What is Degenerative Myopia?

Myopia (nearsightedness) is a vision condition in which people can see close objects clearly, but objects farther away appear blurred. It is typically corrected with glasses or contact lenses, and the majority of cases are classified as mild.

High degrees of myopia are called degenerative or pathological and occur in one to nine percent of adults throughout the world. In myopia, the eye is too long and focuses light in front of the retina. Because the eyeball is elongated, tissue, including the retina, is stretched and thinner than normal. In degenerative myopia, this gradually damages the retina, choroid, vitreous, sclera and optic nerve. It is not related to ordinary myopia and does not develop from it.

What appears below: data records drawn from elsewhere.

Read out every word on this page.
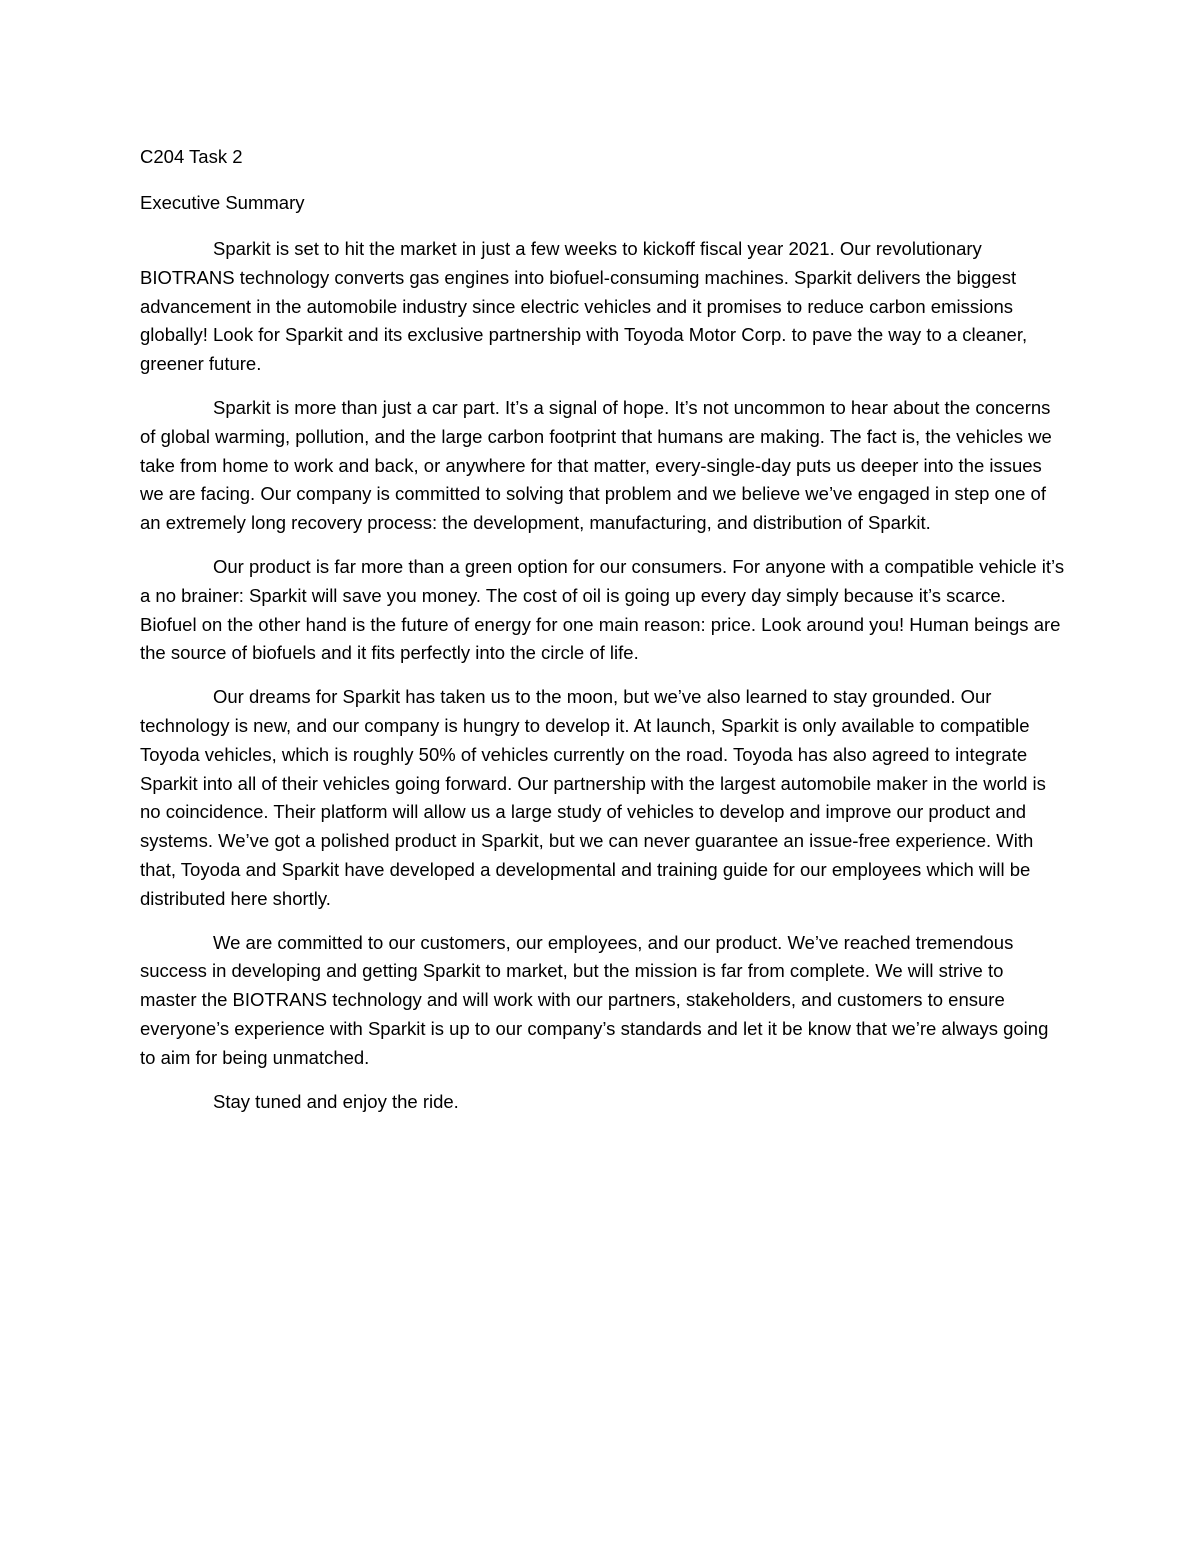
C204 Task 2
Executive Summary

Sparkit is set to hit the market in just a few weeks to kickoff fiscal year 2021. Our revolutionary BIOTRANS technology converts gas engines into biofuel-consuming machines. Sparkit delivers the biggest advancement in the automobile industry since electric vehicles and it promises to reduce carbon emissions globally! Look for Sparkit and its exclusive partnership with Toyoda Motor Corp. to pave the way to a cleaner, greener future.

Sparkit is more than just a car part. It’s a signal of hope. It’s not uncommon to hear about the concerns of global warming, pollution, and the large carbon footprint that humans are making. The fact is, the vehicles we take from home to work and back, or anywhere for that matter, every-single-day puts us deeper into the issues we are facing. Our company is committed to solving that problem and we believe we’ve engaged in step one of an extremely long recovery process: the development, manufacturing, and distribution of Sparkit.

Our product is far more than a green option for our consumers. For anyone with a compatible vehicle it’s a no brainer: Sparkit will save you money. The cost of oil is going up every day simply because it’s scarce. Biofuel on the other hand is the future of energy for one main reason: price. Look around you! Human beings are the source of biofuels and it fits perfectly into the circle of life.

Our dreams for Sparkit has taken us to the moon, but we’ve also learned to stay grounded. Our technology is new, and our company is hungry to develop it. At launch, Sparkit is only available to compatible Toyoda vehicles, which is roughly 50% of vehicles currently on the road. Toyoda has also agreed to integrate Sparkit into all of their vehicles going forward. Our partnership with the largest automobile maker in the world is no coincidence. Their platform will allow us a large study of vehicles to develop and improve our product and systems. We’ve got a polished product in Sparkit, but we can never guarantee an issue-free experience. With that, Toyoda and Sparkit have developed a developmental and training guide for our employees which will be distributed here shortly.

We are committed to our customers, our employees, and our product. We’ve reached tremendous success in developing and getting Sparkit to market, but the mission is far from complete. We will strive to master the BIOTRANS technology and will work with our partners, stakeholders, and customers to ensure everyone’s experience with Sparkit is up to our company’s standards and let it be know that we’re always going to aim for being unmatched.

Stay tuned and enjoy the ride.
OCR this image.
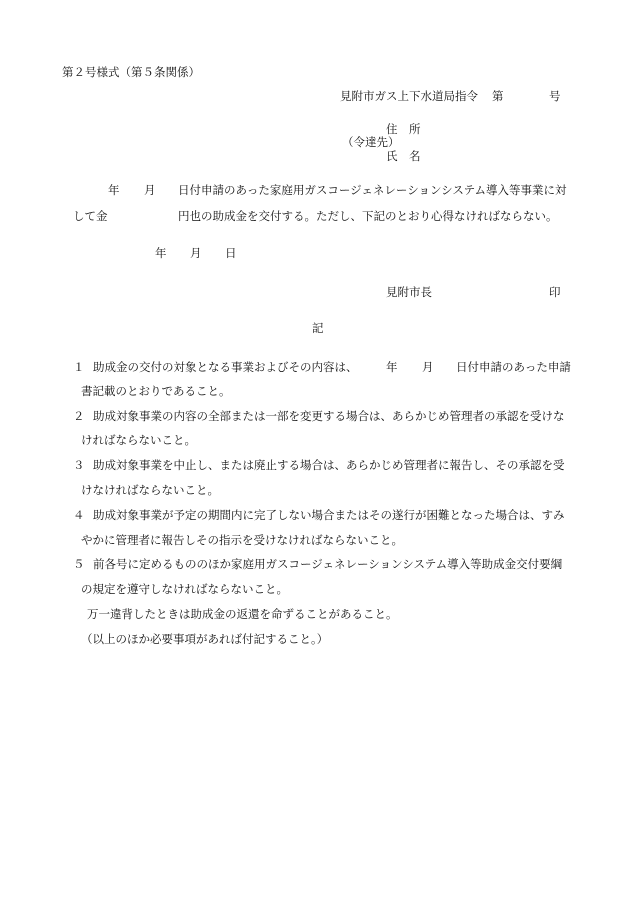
第２号様式（第５条関係）
見附市ガス上下水道局指令 第	号
住　所
（令達先）
氏　名
年 月 日付申請のあった家庭用ガスコージェネレーションシステム導入等事業に対
して金	円也の助成金を交付する。ただし、下記のとおり心得なければならない。
年 月 日
見附市長	印
記
１ 助成金の交付の対象となる事業およびその内容は、 年 月 日付申請のあった申請
書記載のとおりであること。
２ 助成対象事業の内容の全部または一部を変更する場合は、あらかじめ管理者の承認を受けな
ければならないこと。
３ 助成対象事業を中止し、または廃止する場合は、あらかじめ管理者に報告し、その承認を受
けなければならないこと。
４ 助成対象事業が予定の期間内に完了しない場合またはその遂行が困難となった場合は、すみ
やかに管理者に報告しその指示を受けなければならないこと。
５ 前各号に定めるもののほか家庭用ガスコージェネレーションシステム導入等助成金交付要綱
の規定を遵守しなければならないこと。
万一違背したときは助成金の返還を命ずることがあること。
（以上のほか必要事項があれば付記すること。）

At this time, the progression of degenerative myopia cannot be stopped. However, some complications such as retinal detachment, macular edema, and glaucoma, can be treated.

If it occurs at the back wall of the eye, the stretching in the retina can result in myopic macular degeneration. This can be treated with laser photocoagulation, photodynamic therapy or intravitreal injections. Myopic macular degeneration is typically less severe than age-related macular degeneration.

Stretching of the retina in the equator of the eye can cause lattice degeneration which can also increase the risk of retinal tears and retinal detachment. Both occur more frequently in people with myopia.